I reviewed all Supplementary Material.

与现有文献的关系

This paper conduct comprehensive experiments on scaling up the existing autoencoder based on GAN, LPIPS, L1 losses for helping understand the properties of the autoencoders.

遗漏的重要参考文献

I didn't find key missing related work.

其他优缺点

The findings in this paper could be very helpful to the field for understanding and improving the current autoencoders.

While it could make this work stronger if having more interesting and deeper insights behind these findings.

其他意见或建议

While I believe the findings are valuable, "scaling the auto-encoder alone does not significantly improve generative performance" as the key learning of this paper is not a very rigorous conclusion to me, as there are potentially other ways to scale up.

最终决定

This paper analyzes the effects of scaling different parts of a ViT-based autoencoder on the performance of image/video reconstruction and generation.

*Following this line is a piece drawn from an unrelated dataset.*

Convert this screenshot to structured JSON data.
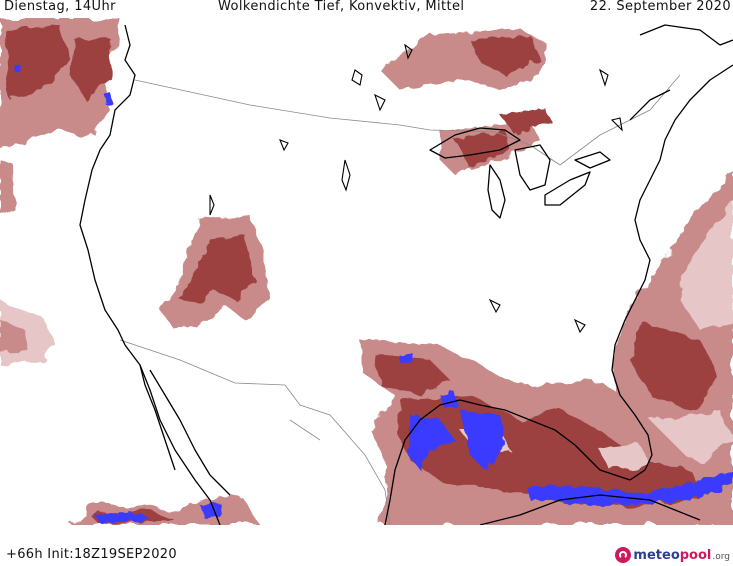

The authors did not provide any rebuttal. The final recommendations are 4 "Weak accept". The reviewers generally agree that

  • experimental designs and analyses are appropriate and comprehensive,
  • claims are supported by experiments, and
  • findings are helpful for understanding and improving autoencoders (for reconstruction).

Their major concerns include

  • only empirical results with no theoretical proofs or extensive theoretical justifications, and
  • lack of positive directions on how to improve generation performance.

Taking both the above pros and cons into account, I recommend "Weak accept".